The exploration of four atolls in the Line Islands, part of a chain approximately a thousand miles south of Hawaii, has produced the first study of coral reefs comprehensively spanning organisms from microbes to sharks. This in-depth description was replicated across a gradient of human impacts, from uninhabited Kingman Reef to Kiritimati, also called Christmas Island, with a population of 5,000 people.

The results are published in two papers in the Public Library of Science (PLoS) ONE (Feb. 27) journal and a companion essay in PLoS Biology (Feb. 26).

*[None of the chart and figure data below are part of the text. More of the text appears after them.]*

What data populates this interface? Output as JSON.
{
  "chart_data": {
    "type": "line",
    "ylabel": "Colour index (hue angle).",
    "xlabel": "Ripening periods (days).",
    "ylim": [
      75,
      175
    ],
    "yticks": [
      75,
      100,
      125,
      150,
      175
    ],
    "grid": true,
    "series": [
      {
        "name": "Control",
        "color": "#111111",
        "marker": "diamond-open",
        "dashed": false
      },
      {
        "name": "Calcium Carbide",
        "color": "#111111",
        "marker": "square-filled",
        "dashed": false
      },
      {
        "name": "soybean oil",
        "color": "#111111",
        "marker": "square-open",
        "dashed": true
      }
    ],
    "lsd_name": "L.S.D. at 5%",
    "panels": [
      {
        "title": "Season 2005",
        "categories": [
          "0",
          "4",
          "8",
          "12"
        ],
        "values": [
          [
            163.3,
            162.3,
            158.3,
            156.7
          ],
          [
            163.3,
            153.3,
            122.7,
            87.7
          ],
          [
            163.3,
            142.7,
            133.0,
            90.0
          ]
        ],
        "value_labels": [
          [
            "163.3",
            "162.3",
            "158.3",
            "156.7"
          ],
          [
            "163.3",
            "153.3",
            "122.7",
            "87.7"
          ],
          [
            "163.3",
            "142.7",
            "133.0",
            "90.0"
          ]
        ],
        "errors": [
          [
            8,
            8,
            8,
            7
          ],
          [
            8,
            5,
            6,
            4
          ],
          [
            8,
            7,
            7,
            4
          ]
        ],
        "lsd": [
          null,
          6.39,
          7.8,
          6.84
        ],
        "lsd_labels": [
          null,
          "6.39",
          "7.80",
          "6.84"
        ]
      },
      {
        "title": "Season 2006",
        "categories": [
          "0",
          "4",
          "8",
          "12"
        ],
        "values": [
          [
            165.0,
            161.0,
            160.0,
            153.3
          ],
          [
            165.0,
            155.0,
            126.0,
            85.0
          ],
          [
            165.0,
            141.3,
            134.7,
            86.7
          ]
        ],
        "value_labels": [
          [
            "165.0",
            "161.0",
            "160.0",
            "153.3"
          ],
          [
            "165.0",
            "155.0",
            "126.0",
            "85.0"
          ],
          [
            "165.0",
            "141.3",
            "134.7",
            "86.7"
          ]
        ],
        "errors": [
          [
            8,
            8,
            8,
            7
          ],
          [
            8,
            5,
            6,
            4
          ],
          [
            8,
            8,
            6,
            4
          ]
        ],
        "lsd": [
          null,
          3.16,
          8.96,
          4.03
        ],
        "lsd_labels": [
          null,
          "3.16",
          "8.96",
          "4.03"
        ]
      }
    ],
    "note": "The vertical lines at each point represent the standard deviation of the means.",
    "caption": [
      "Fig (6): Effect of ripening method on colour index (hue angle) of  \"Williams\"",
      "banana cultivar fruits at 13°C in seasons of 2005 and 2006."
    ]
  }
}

At Kingman, the researchers described one of the planet’s most pristine coral reefs, a resource they say provides a much-needed baseline for the conservation of coral reefs. In one paper, the scientists describe Kingman’s atypical food web, where predators such as sharks accounted for 85 percent of the total fish biomass (the weight of all fish together). This inverted pyramid, they say, runs contrary to the bottom-heavy pyramids seen in other parts of the world where top predators have been fished out. Kingman also exhibited healthy coral populations and was nearly absent of seaweed and had low microbe concentrations, unlike evidence found elsewhere on disturbed reefs.

A comparison of Kingman with other reefs in the Line Islands revealed increasing levels of human impacts, including declining coral health, fewer and smaller fish and an increase in microbes.